Having not even started my senior year yet, I was suddenly hit by the slamming realization that I was going to be living on my own next year. It knocked me down, as if I hadn't been thinking about it the entire time I visited colleges, wrote out applications, and took my SATs and ACTs. Obviously, I was going to college; I knew that, even actively. I just didn't think about it as being any different than it is now. I live with my dad, who acts more like a roommate than a father. He's out almost more than I am, with random women, watching random concerts, doing random things I prefer not to think about. He leaves a note when he's going somewhere, and I leave a note when I'm going somewhere. Neither of us can cook, so we stock up on frozen dinners. We argue over the computer and the music we play, and the messy/disastrous state of the car he never drives, but still claims as his. Every once in awhile we sit down and hang out. I do the grocery shopping, he does the laundry.

I think about this, and think about college, and realistically, there won't be much of a difference. But I still have cold feet. A year early.

On another note, I'm looking forward to the reinvention. I don't live in an especially small town.. 75,000, approximately....but everybody has some sort of preconception about me, and if they don't, and I challenge the widespread preconception, they'll come into contact with someone who does. I can't go out into town and switch.. well.. blatantly switch personalities without someone getting wind of it and knowing I'm faking. At college, I'm born again into, or closer to, the fantasy self, provided I can keep it up. My reputation for frequent freak-outs in inescapable situations is gone. Maybe I just have them because so many people expect me to. My longing to be seen as laid-back, rather than tense, because of said freak outs, could possibly happen. I want to flow through life, not fight it. Trying to reinvent isn't really fighting fate; it's shaping it. I don't believe in a passive fate anyway... I believe in, if at all, a fate that you decide by who you make yourself.
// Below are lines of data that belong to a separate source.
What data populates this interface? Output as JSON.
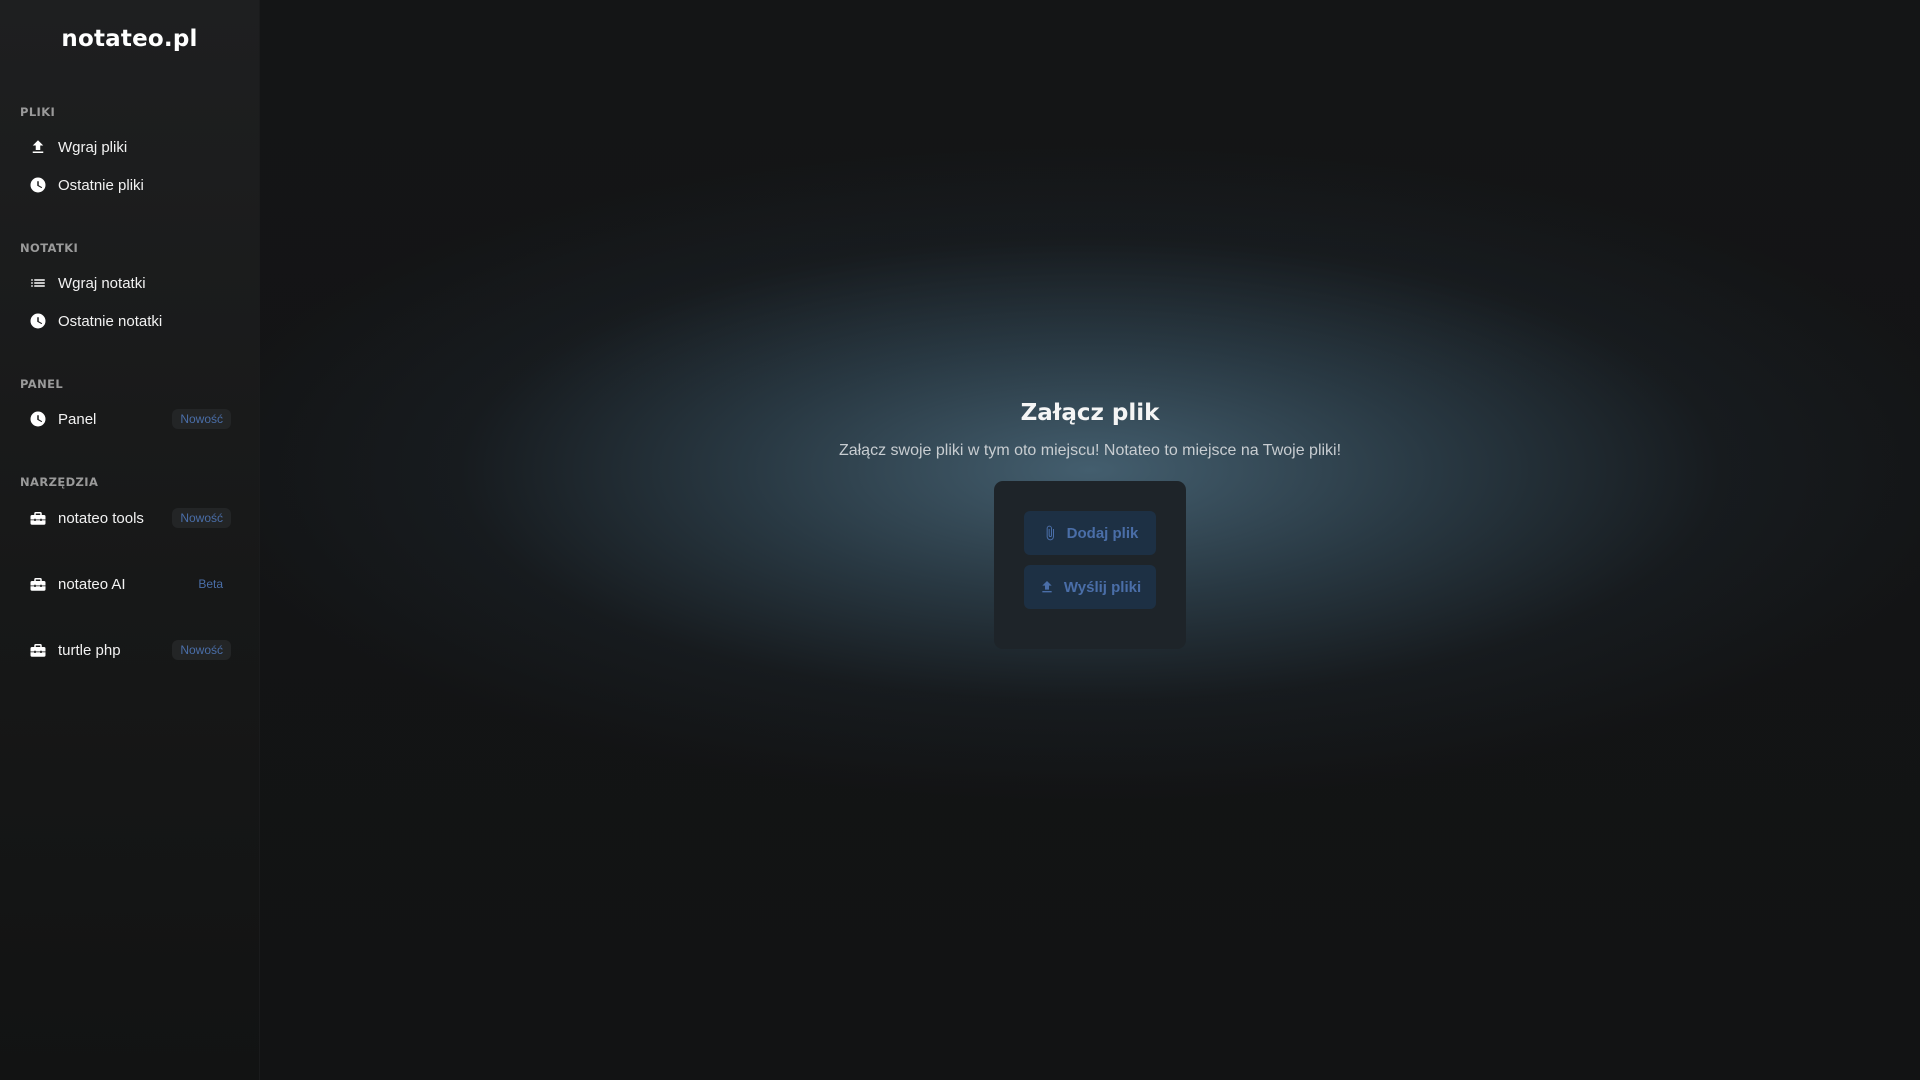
{
  "brand": {
    "name": "notateo.pl"
  },
  "sidebar": {
    "sections": [
      {
        "label": "PLIKI",
        "items": [
          {
            "label": "Wgraj pliki",
            "icon": "upload-icon",
            "badge": ""
          },
          {
            "label": "Ostatnie pliki",
            "icon": "clock-icon",
            "badge": ""
          }
        ]
      },
      {
        "label": "NOTATKI",
        "items": [
          {
            "label": "Wgraj notatki",
            "icon": "list-icon",
            "badge": ""
          },
          {
            "label": "Ostatnie notatki",
            "icon": "clock-icon",
            "badge": ""
          }
        ]
      },
      {
        "label": "PANEL",
        "items": [
          {
            "label": "Panel",
            "icon": "clock-icon",
            "badge": "Nowość"
          }
        ]
      },
      {
        "label": "NARZĘDZIA",
        "items": [
          {
            "label": "notateo tools",
            "icon": "toolbox-icon",
            "badge": "Nowość"
          },
          {
            "label": "notateo AI",
            "icon": "toolbox-icon",
            "badge": "Beta"
          },
          {
            "label": "turtle php",
            "icon": "toolbox-icon",
            "badge": "Nowość"
          }
        ]
      }
    ]
  },
  "main": {
    "title": "Załącz plik",
    "subtitle": "Załącz swoje pliki w tym oto miejscu! Notateo to miejsce na Twoje pliki!",
    "add_button": {
      "label": "Dodaj plik",
      "icon": "paperclip-icon"
    },
    "send_button": {
      "label": "Wyślij pliki",
      "icon": "upload-icon"
    }
  },
  "colors": {
    "accent": "#4a6ea8",
    "button_bg": "#1d3044",
    "card_bg": "#1e2429",
    "sidebar_bg": "#1e1f20"
  }
}
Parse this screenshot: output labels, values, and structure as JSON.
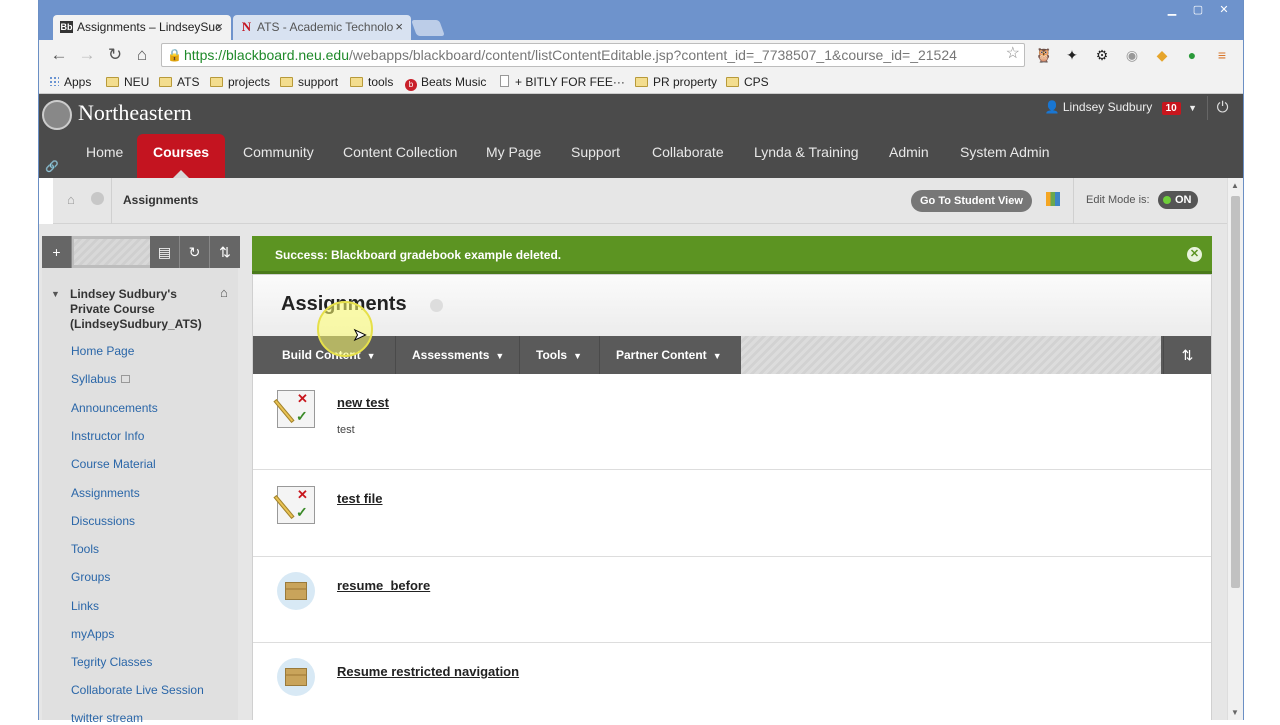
{
  "browser": {
    "tabs": [
      {
        "label": "Assignments – LindseySuc",
        "favicon": "Bb"
      },
      {
        "label": "ATS - Academic Technolo",
        "favicon": "N"
      }
    ],
    "url_host": "https://blackboard.neu.edu",
    "url_path": "/webapps/blackboard/content/listContentEditable.jsp?content_id=_7738507_1&course_id=_21524",
    "bookmarks": [
      "Apps",
      "NEU",
      "ATS",
      "projects",
      "support",
      "tools",
      "Beats Music",
      "+ BITLY FOR FEE···",
      "PR property",
      "CPS"
    ]
  },
  "bb": {
    "logo": "Northeastern",
    "user": "Lindsey Sudbury",
    "notifications": "10",
    "nav": [
      "Home",
      "Courses",
      "Community",
      "Content Collection",
      "My Page",
      "Support",
      "Collaborate",
      "Lynda & Training",
      "Admin",
      "System Admin"
    ],
    "active_nav": "Courses"
  },
  "breadcrumb": {
    "title": "Assignments",
    "student_view": "Go To Student View",
    "edit_mode_label": "Edit Mode is:",
    "edit_mode_value": "ON"
  },
  "sidebar": {
    "course_name": "Lindsey Sudbury's Private Course (LindseySudbury_ATS)",
    "items": [
      "Home Page",
      "Syllabus",
      "Announcements",
      "Instructor Info",
      "Course Material",
      "Assignments",
      "Discussions",
      "Tools",
      "Groups",
      "Links",
      "myApps",
      "Tegrity Classes",
      "Collaborate Live Session",
      "twitter stream"
    ]
  },
  "content": {
    "success": "Success: Blackboard gradebook example deleted.",
    "page_title": "Assignments",
    "actions": [
      "Build Content",
      "Assessments",
      "Tools",
      "Partner Content"
    ],
    "items": [
      {
        "title": "new test",
        "desc": "test",
        "icon": "test-icon"
      },
      {
        "title": "test file",
        "desc": "",
        "icon": "test-icon"
      },
      {
        "title": "resume_before",
        "desc": "",
        "icon": "package-icon"
      },
      {
        "title": "Resume restricted navigation",
        "desc": "",
        "icon": "package-icon"
      }
    ]
  }
}
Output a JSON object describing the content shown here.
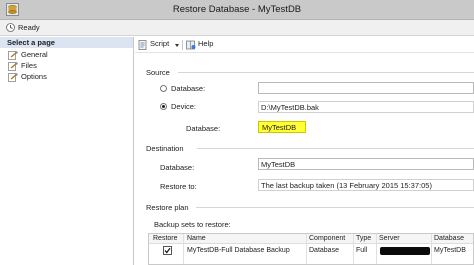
{
  "window": {
    "title": "Restore Database - MyTestDB"
  },
  "status": {
    "text": "Ready"
  },
  "left_pane": {
    "header": "Select a page",
    "pages": [
      {
        "label": "General"
      },
      {
        "label": "Files"
      },
      {
        "label": "Options"
      }
    ]
  },
  "toolbar": {
    "script_label": "Script",
    "help_label": "Help"
  },
  "source": {
    "section_label": "Source",
    "database_option_label": "Database:",
    "database_option_value": "",
    "device_option_label": "Device:",
    "device_value": "D:\\MyTestDB.bak",
    "selected_option": "device",
    "database_label": "Database:",
    "database_value": "MyTestDB"
  },
  "destination": {
    "section_label": "Destination",
    "database_label": "Database:",
    "database_value": "MyTestDB",
    "restore_to_label": "Restore to:",
    "restore_to_value": "The last backup taken (13 February 2015 15:37:05)"
  },
  "restore_plan": {
    "section_label": "Restore plan",
    "backup_sets_label": "Backup sets to restore:",
    "columns": [
      "Restore",
      "Name",
      "Component",
      "Type",
      "Server",
      "Database"
    ],
    "rows": [
      {
        "restore_checked": true,
        "name": "MyTestDB-Full Database Backup",
        "component": "Database",
        "type": "Full",
        "server": "",
        "database": "MyTestDB"
      }
    ]
  },
  "colors": {
    "highlight": "#ffff33",
    "left_header_bg": "#dbe4f0",
    "titlebar_bg": "#c9c9c9"
  }
}
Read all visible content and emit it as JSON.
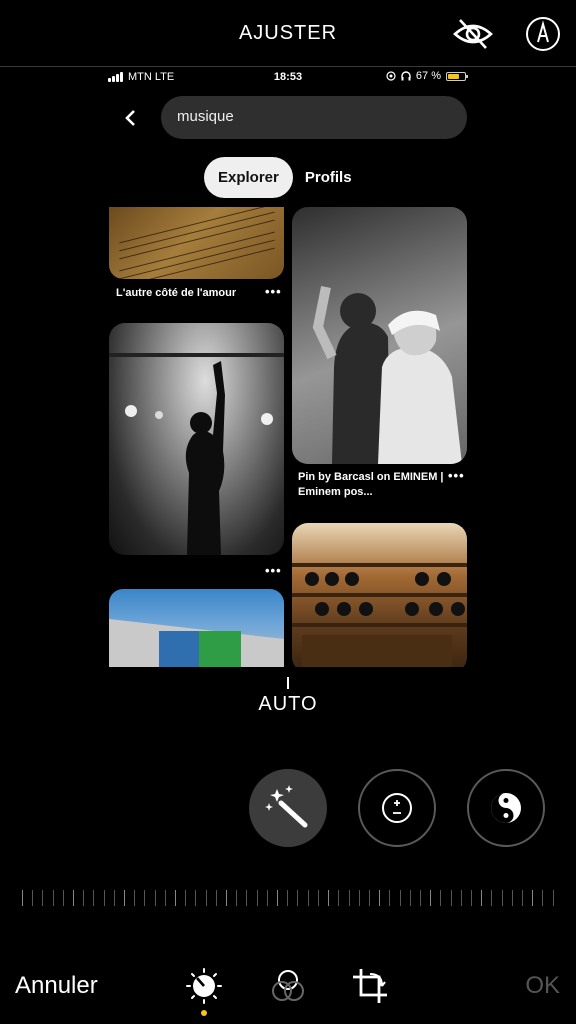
{
  "editor": {
    "title": "AJUSTER",
    "auto_label": "AUTO",
    "cancel_label": "Annuler",
    "ok_label": "OK",
    "accent_color": "#f5c518"
  },
  "phone": {
    "status": {
      "carrier": "MTN  LTE",
      "time": "18:53",
      "battery": "67 %",
      "battery_level": 0.67
    },
    "search": {
      "query": "musique"
    },
    "tabs": [
      {
        "label": "Explorer",
        "active": true
      },
      {
        "label": "Profils",
        "active": false
      }
    ],
    "pins": [
      {
        "caption": "L'autre côté de l'amour",
        "more": "•••"
      },
      {
        "caption": "Pin by Barcasl on EMINEM | Eminem pos...",
        "more": "•••"
      },
      {
        "caption": "",
        "more": "•••"
      }
    ],
    "nav": [
      "home-icon",
      "search-icon",
      "plus-icon",
      "messages-icon",
      "profile-icon"
    ],
    "notification_color": "#e60023"
  },
  "icons": {
    "top": [
      "hide-eye-icon",
      "markup-icon"
    ],
    "adjustments": [
      "auto-enhance-wand-icon",
      "exposure-icon",
      "brilliance-icon"
    ],
    "tools": [
      "adjust-dial-icon",
      "filters-icon",
      "crop-rotate-icon"
    ]
  }
}
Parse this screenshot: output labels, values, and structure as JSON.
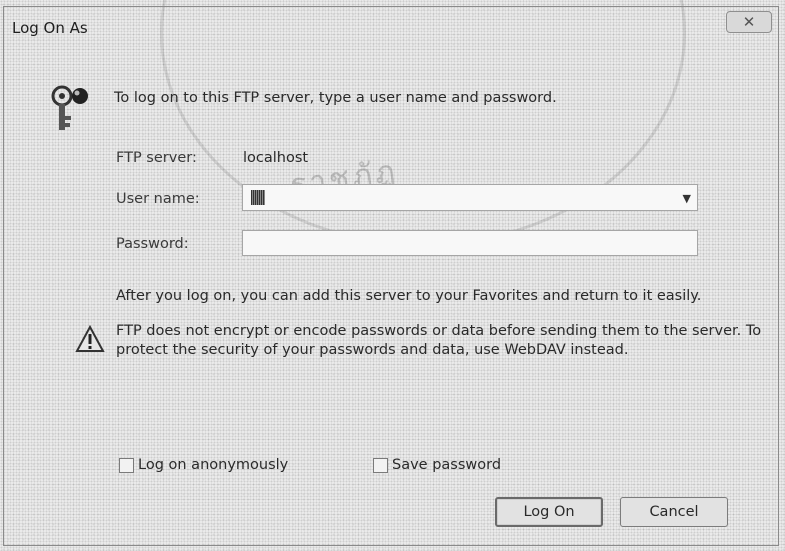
{
  "window": {
    "title": "Log On As"
  },
  "dialog": {
    "intro": "To log on to this FTP server, type a user name and password.",
    "ftp_server_label": "FTP server:",
    "ftp_server_value": "localhost",
    "user_name_label": "User name:",
    "user_name_value": "",
    "password_label": "Password:",
    "password_value": "",
    "after_text": "After you log on, you can add this server to your Favorites and return to it easily.",
    "warning_text": "FTP does not encrypt or encode passwords or data before sending them to the server.  To protect the security of your passwords and data, use WebDAV instead.",
    "anonymous_label": "Log on anonymously",
    "anonymous_checked": false,
    "save_password_label": "Save password",
    "save_password_checked": false,
    "logon_label": "Log On",
    "cancel_label": "Cancel"
  },
  "watermark": {
    "text": "ราชภัฏ"
  },
  "icons": {
    "close": "close-icon",
    "key": "key-icon",
    "warning": "warning-icon",
    "dropdown": "chevron-down-icon"
  }
}
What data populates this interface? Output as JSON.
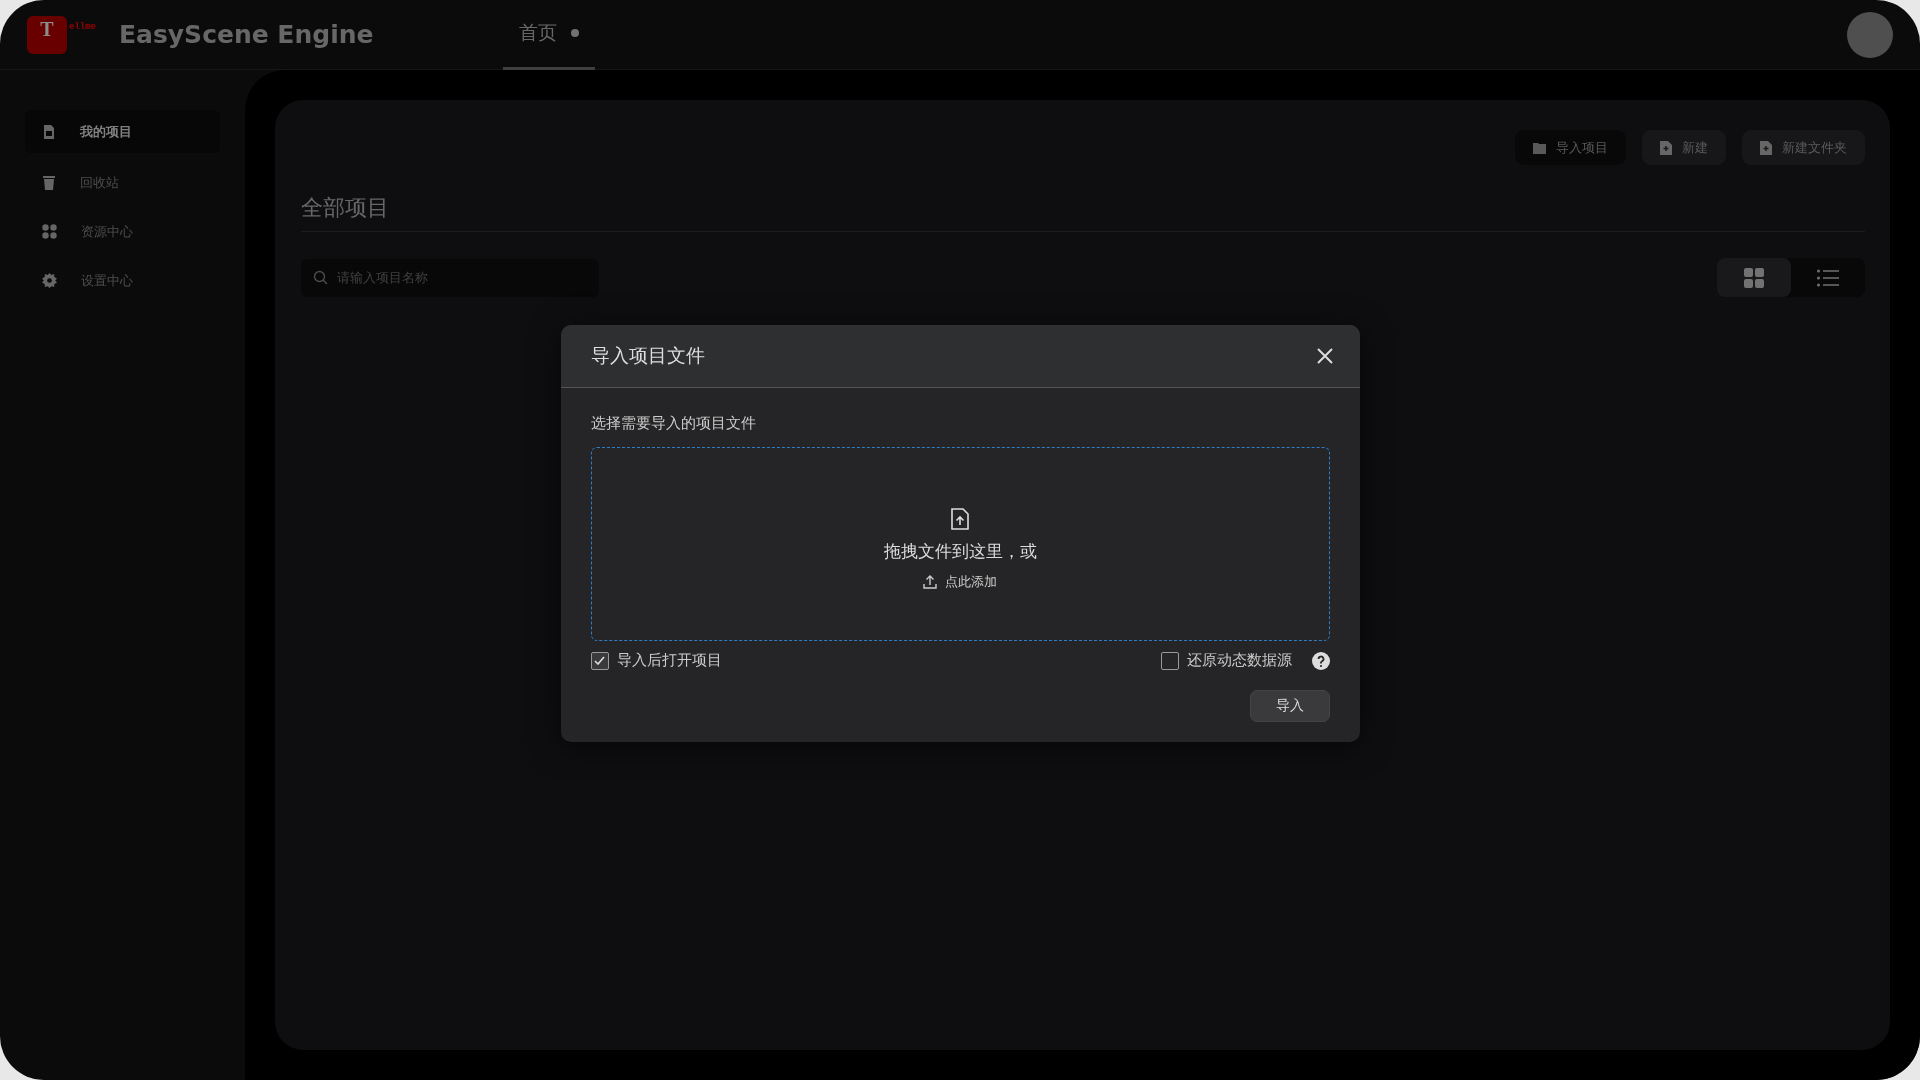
{
  "app": {
    "logo_letter": "T",
    "logo_text": "ellme",
    "title": "EasyScene Engine"
  },
  "tabs": [
    {
      "label": "首页",
      "selected": true,
      "modified": true
    }
  ],
  "sidebar": {
    "items": [
      {
        "label": "我的项目",
        "selected": true
      },
      {
        "label": "回收站",
        "selected": false
      },
      {
        "label": "资源中心",
        "selected": false
      },
      {
        "label": "设置中心",
        "selected": false
      }
    ]
  },
  "toolbar": {
    "buttons": [
      {
        "label": "导入项目",
        "kind": "dark"
      },
      {
        "label": "新建",
        "kind": "normal"
      },
      {
        "label": "新建文件夹",
        "kind": "normal"
      }
    ]
  },
  "heading": "全部项目",
  "search": {
    "placeholder": "请输入项目名称"
  },
  "view_toggle": [
    {
      "kind": "grid",
      "selected": true
    },
    {
      "kind": "list",
      "selected": false
    }
  ],
  "dialog": {
    "title": "导入项目文件",
    "label": "选择需要导入的项目文件",
    "drop_text": "拖拽文件到这里，或",
    "add_link": "点此添加",
    "options": [
      {
        "label": "导入后打开项目",
        "checked": true,
        "kind": "plain"
      },
      {
        "label": "还原动态数据源",
        "checked": false,
        "kind": "with-help"
      }
    ],
    "confirm": "导入"
  }
}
I don't understand people who can define themselves in a few words, and then define themselves in the same words years, or even months, later. I tried that the beginning of junior year, for some sort of 'getting to know you' project for Human Behavior. If I can remember right, it was 'honest, unique, empathetic, blunt.' Just a year ago.

August 2001, you can quote me on this right now, and we'll see if anyone agrees with me a year later, commenting on two years earlier. I'm not honest. We all know that. I'm not fake either, but I'll invent events, I'll invent occurrences, to make someone laugh, or to prove a point, or even to create drama, although I'm trying to stop. I never lie about what I feel though, I can say that.. honestly. Who would believe me either way, though? Unique: round and round and round. Everybody's unique in their own way. If everybody's unique, nobody is unique, by definition of 'unique'. I won't even go into it, but I'd never use that to describe myself anymore. Empathetic. Hardly. If I am, I don't show it. Lots of people come to me with their problems, and I will listen, but if what someone wants is coddling, they'd have to get it elsewhere. I'm almost mean about my advice, and I'll never admit that I know exactly how they feel, even though.. and if anybody who knows what I'm talking about is reading this, this might be a comfort.... I do. But when I was down and out, everybody coddled me, and so as a result I continued to be down and out, because the coddling was fun, and it got attention. Am I supposed to be embarrassed about this? It's true, everybody wants attention. Think about it in yourself. Blunt. Congratulations. Always, always blunt. That word could probably last at least five years. Quote me on that and laugh if I'm wrong.

I don't know what I am now, though. Anyone have any ideas? What am I to you? Do you love me, do you hate me, do you think of any food, or any smell, or any sensation when I come to mind? Look at me, I can add 'pretentious' to the list if I keep this up assuming I mean anything at all to you. What am I still doing typing?